30th Jul 2010 rss feed

Protocols in Qatar

Men and Women



Women's rights in Qatar have advanced considerably in recent years. Women can drive, with the permission of the men in their family, and often hold positions of responsibility. Women working in Qatar are often treated with the greatest of respect - see Men's Verdict: No Women Judges.)

Honour is also important for men, and they have a duty to prevent women from bringing shame upon their families.

1. If you are a man don't ask other men about their wives, unless they mention them first. Don't ask their names, don't ask how they are. I have made this mistake before and been gently told off. You can get around this by the polite "How is your family?" Asking about children, on the other hand, is fine.

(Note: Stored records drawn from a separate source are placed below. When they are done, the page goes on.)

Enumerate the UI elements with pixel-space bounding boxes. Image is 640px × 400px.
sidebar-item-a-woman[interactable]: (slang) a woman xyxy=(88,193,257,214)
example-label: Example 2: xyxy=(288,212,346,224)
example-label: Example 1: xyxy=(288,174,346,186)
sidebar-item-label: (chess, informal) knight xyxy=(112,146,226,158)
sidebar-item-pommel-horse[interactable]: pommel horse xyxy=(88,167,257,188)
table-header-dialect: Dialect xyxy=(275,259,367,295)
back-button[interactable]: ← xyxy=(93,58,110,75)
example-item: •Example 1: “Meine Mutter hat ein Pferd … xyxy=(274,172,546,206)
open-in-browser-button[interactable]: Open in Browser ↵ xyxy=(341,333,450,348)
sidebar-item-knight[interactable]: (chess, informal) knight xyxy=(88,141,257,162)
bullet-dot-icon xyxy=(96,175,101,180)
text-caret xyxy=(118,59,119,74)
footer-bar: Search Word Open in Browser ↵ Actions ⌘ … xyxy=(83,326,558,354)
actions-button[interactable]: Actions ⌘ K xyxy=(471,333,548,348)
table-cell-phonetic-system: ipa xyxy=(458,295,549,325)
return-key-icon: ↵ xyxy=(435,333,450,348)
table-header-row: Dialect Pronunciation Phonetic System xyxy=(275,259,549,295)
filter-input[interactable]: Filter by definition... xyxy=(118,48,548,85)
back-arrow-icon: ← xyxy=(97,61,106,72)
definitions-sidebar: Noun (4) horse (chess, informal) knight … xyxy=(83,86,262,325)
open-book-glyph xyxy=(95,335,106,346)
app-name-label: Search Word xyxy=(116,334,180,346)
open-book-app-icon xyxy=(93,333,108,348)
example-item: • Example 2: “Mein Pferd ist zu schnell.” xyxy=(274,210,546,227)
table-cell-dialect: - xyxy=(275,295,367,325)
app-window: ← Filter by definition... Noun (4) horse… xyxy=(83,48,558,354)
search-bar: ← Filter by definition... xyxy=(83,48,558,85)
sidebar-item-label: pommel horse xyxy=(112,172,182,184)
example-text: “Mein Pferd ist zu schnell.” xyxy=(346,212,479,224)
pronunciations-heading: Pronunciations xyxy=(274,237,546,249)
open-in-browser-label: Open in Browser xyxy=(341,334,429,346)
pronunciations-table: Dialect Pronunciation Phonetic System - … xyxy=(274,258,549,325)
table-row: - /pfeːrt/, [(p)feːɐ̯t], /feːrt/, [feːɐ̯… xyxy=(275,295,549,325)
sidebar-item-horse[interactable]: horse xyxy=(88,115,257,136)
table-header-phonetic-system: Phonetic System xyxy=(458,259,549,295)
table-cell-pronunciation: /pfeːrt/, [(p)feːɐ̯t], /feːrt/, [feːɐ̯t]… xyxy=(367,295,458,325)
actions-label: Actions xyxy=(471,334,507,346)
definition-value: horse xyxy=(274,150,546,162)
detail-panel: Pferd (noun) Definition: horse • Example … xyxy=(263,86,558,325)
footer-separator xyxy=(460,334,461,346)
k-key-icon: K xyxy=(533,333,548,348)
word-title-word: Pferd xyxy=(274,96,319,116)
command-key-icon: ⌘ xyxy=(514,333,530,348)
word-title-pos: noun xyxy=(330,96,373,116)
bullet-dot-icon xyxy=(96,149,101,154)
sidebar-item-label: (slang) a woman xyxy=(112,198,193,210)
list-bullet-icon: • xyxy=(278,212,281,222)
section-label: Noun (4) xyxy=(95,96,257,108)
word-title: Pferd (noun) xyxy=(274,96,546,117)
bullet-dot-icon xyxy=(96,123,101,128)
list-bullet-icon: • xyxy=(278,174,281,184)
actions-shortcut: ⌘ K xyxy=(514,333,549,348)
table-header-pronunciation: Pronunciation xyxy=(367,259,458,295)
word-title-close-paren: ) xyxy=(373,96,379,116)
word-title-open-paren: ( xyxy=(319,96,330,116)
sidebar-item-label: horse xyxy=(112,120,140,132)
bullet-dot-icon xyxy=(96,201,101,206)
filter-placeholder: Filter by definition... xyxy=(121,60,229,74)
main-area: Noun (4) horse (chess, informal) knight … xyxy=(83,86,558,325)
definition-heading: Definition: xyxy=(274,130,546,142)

2. Do not ask a member of the opposite sex to meet you in a closed room. At the very least keep the door open and make sure you are clearly visible through the open door. Men should not object if a woman brings along a close relative to a private meeting. Try to meet in semi-public places like a library.

3. Men should allow women to keep their distance. Avoid all physical contact – although a handshake can be returned if it is initiated by a Muslim woman. Equally, a woman should not initiate a handshake with a Muslim man. If you are a woman and you do not keep your distance from a man, the man might assume you have a sexual interest in them. (Not all men, I'd like emphasize, just some.)

4. Depending on where you work, do not ask a women to remove her neqab (face covering). I know a person who was fired for requesting this – and she was a woman. However, in some institutions, such as the Supreme Education Council, women are discouraged from covering their faces.

Greetings and Physical Contact

While contact between unmarried men and women is anathema, it recently seems to have become acceptable for married couples to hold hands in public. Even Qarari couples (married, of course) can now be seen holding hands in malls and shops.

However, it is quite common for men (unmarried!) to hold hands. The standard greeting between men is also a kiss, usually repeated, on the cheeks. (Bedouins may prefer to touch noses). Unfortunately, I have one Arab friend who always insists on giving me a big bearded kiss, usually accompanied with the words, "Come on John, you're in the Gulf now," as I veer away from him. Thankfully, most Arab men seem happy with a handshake. When shaking hands with an Arab man, make sure you maintain eye contact - it is rude to look away.

Complaining!

 



When I first came to Qatar and asked for something, I wondered why some people in authority would say "No, khalas, finished," to a request. Surely a simple 'no' would do. After a while I realised that the matter rarely was finished. Rather than accepting a no from a person in authority, many people will carry on complaining and fighting – and, as often as not, getting their own way in the end.

This is in fact rooted in culture. While Arabian society has not traditionally been democratic, people have always had access to their leaders, and the ability to air their opinions and complaints.

Talking

Qatari men can be quite quiet and thoughtful. However, residents from other Arab countries seem to be uncomfortable with silence. Situations like exams seem to place a real strain on them. On the other hand, interrupting and simultaneous talking are both normal and acceptable, and should not be taken as deliberate rudeness.

Eye contact during conversations is important, although you should avoid staring at women.

Family

Family is immensely important, certainly more important than any business meeting you might have. So if a person has a family problem, expect meetings to be delayed or cancelled. Men also feel they have a duty to protect the honour of the female members of their family.

Politics

Unless your point of view is similar to the general consensus here, it's probably best to steer clear of politics. Israel and Palestine are particularly touchy subjects.

Religion



Islam is the most important part of most Qatar residents' lives, and ranks above friends, country and even family.

1. Discussing religion - Again, unless you are a fellow Muslim, it's just not worth talking about this to people. If you try to convert someone you will be breaking the law, and could be deported. If you want to discuss religion, try Qatar Living, where you can do so safely and anonymously.

2. Mohammed – Do not criticize him. Following the cartoon controversy in newspapers in Europe, this is a particularly sensitive subject.

3. The Koran – Always treat the Koran with utmost respect - many Muslims wash their hands before touching the Koran. Muslims believe that Allah handed down the Koran to Mohammed. As Mohammed was said to be illiterate, this is considered to be a miracle. Challenging this or treating the Koran without the utmost respect is deemed to be heresy. Some Muslims here even object to the Koran being placed under other books.